3,4-dihydro-2,5,7,8-tetramethyl-2-(4,8,12-trimethyltridecyl)-2H-benzopyran-6-yl acetate

Administrative data

Link to relevant study record(s)

Description of key information

Key value for chemical safety assessment

Additional information

After oral administration of DL-Alpha-Tocopheryl acetate (4 ml emulsion with 2 mg DL-Alpha-Tocopheryl acetate and 50 μC of d, l-α-tocopheryl-1’,2’-3H2-acetate) to rats.

DL-Alpha-Tocopheryl acetate is extensively metabolised by rat tissues.

The adrenals, ovaries, adipose tissue and heart appeared to extract vitamin E from the blood for up to 48 hours postabsorptively. The metabolite most abundantly occurring under these conditions was alpha-tocopheryl quinone. In the adrenal glands, however, the most highly labeled compound was unesterified tocopherol. The authors concluded that the adrenal tissue played a definite role in the metabolism of vitamin E. (Gallo-Torres, 1971). From these data on oral uptake, the oral absorption is set at 100% (regardless the vehicle).

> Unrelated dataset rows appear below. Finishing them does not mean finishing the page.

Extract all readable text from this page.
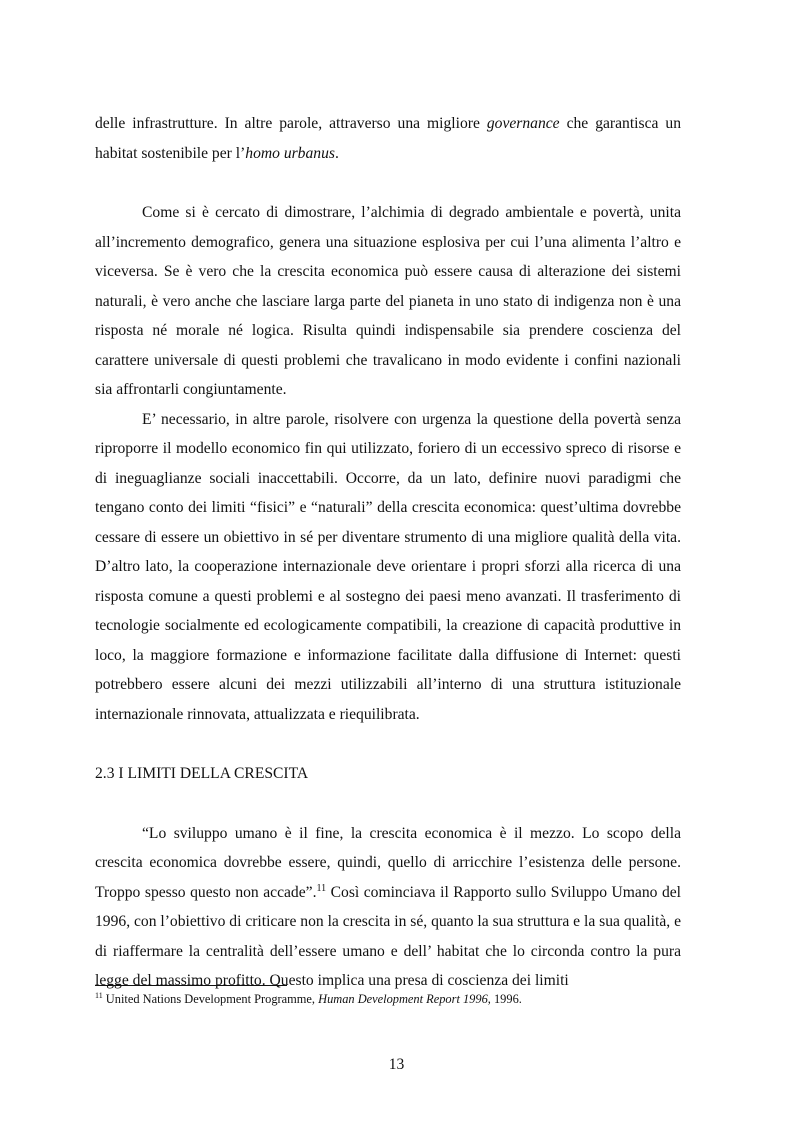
delle infrastrutture. In altre parole, attraverso una migliore governance che garantisca un habitat sostenibile per l’homo urbanus.

Come si è cercato di dimostrare, l’alchimia di degrado ambientale e povertà, unita all’incremento demografico, genera una situazione esplosiva per cui l’una alimenta l’altro e viceversa. Se è vero che la crescita economica può essere causa di alterazione dei sistemi naturali, è vero anche che lasciare larga parte del pianeta in uno stato di indigenza non è una risposta né morale né logica. Risulta quindi indispensabile sia prendere coscienza del carattere universale di questi problemi che travalicano in modo evidente i confini nazionali sia affrontarli congiuntamente.

E’ necessario, in altre parole, risolvere con urgenza la questione della povertà senza riproporre il modello economico fin qui utilizzato, foriero di un eccessivo spreco di risorse e di ineguaglianze sociali inaccettabili. Occorre, da un lato, definire nuovi paradigmi che tengano conto dei limiti “fisici” e “naturali” della crescita economica: quest’ultima dovrebbe cessare di essere un obiettivo in sé per diventare strumento di una migliore qualità della vita. D’altro lato, la cooperazione internazionale deve orientare i propri sforzi alla ricerca di una risposta comune a questi problemi e al sostegno dei paesi meno avanzati. Il trasferimento di tecnologie socialmente ed ecologicamente compatibili, la creazione di capacità produttive in loco, la maggiore formazione e informazione facilitate dalla diffusione di Internet: questi potrebbero essere alcuni dei mezzi utilizzabili all’interno di una struttura istituzionale internazionale rinnovata, attualizzata e riequilibrata.

2.3 I LIMITI DELLA CRESCITA

“Lo sviluppo umano è il fine, la crescita economica è il mezzo. Lo scopo della crescita economica dovrebbe essere, quindi, quello di arricchire l’esistenza delle persone. Troppo spesso questo non accade”.$^{11}$ Così cominciava il Rapporto sullo Sviluppo Umano del 1996, con l’obiettivo di criticare non la crescita in sé, quanto la sua struttura e la sua qualità, e di riaffermare la centralità dell’essere umano e dell’ habitat che lo circonda contro la pura legge del massimo profitto. Questo implica una presa di coscienza dei limiti

$^{11}$ United Nations Development Programme, Human Development Report 1996, 1996.
13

Thirty minutes after intravenous administration of DL-Alpha-Tocopheryl acetate

(1 ml emulsion with 136 I. U. unlabeled DL-Alpha-Tocopheryl acetate and 25 μC of DL-Alpha-Tocopheryl-1’,2’-3H2-acetate) to rats, 96% of the chromatographed radioactivity was due to unchanged DL-Alpha-Tocopheryl acetate. Forty eight hours after injection, only 8% of the chromotographed radioactivity found in plasma corresponded to DL-Alpha-Tocopheryl acetate as such. At this period 16% was due to unesterified tocopherol and 64% to tocopheryl quinone. Most of the radioactivity accumulated in the liver. In the liver, DL-Alpha-Tocopheryl acetate, is rapidly and extensively hydrolysed: 48 hours after injection only 2.8% of the chromatographed radioactivity was due to the injected DL-Alpha-Tocopheryl acetate. Also the spleen and lung tissues metabolized DL-Alpha-Tocopheryl acetate extensively. Whereas the skeletal muscle, adipose tissue, small intestine, adrenals and ovaries showed a gradual increase in radioactivity in time, the uptake of the brain and pituitary was very slow compared to that of other organs. After i. v. administration only traces of DL-Alpha-Tocopheryl acetate in the small intestine were observed. The authors conclude that the intestine of the rat is able to hydrolyze DL-Alpha-Tocopheryl acetate almost completely (Gallo-Torres, 1971)

Dermal absorption

In an in vitro skin absorption test (similar to OECD 428, non-GLP) , it is concluded that Vitamin-E-Acetate-3H penetrates into and through intact and stripped pig skin (Csato and Klecak, 1995). The total skin penetration rates of Vitamin E acetate 3H from 3 alpha-hydroxy-acid creams were time-, formulation type- and skin condition-dependent, although not significantly different. The percutaneous absorption observed was in the range of 1.1 – 4.2 %, tested at 1h, 6h and 18h exposure with 3 different formulations (nominal dose 5%). The dermal absorption is set at 5%.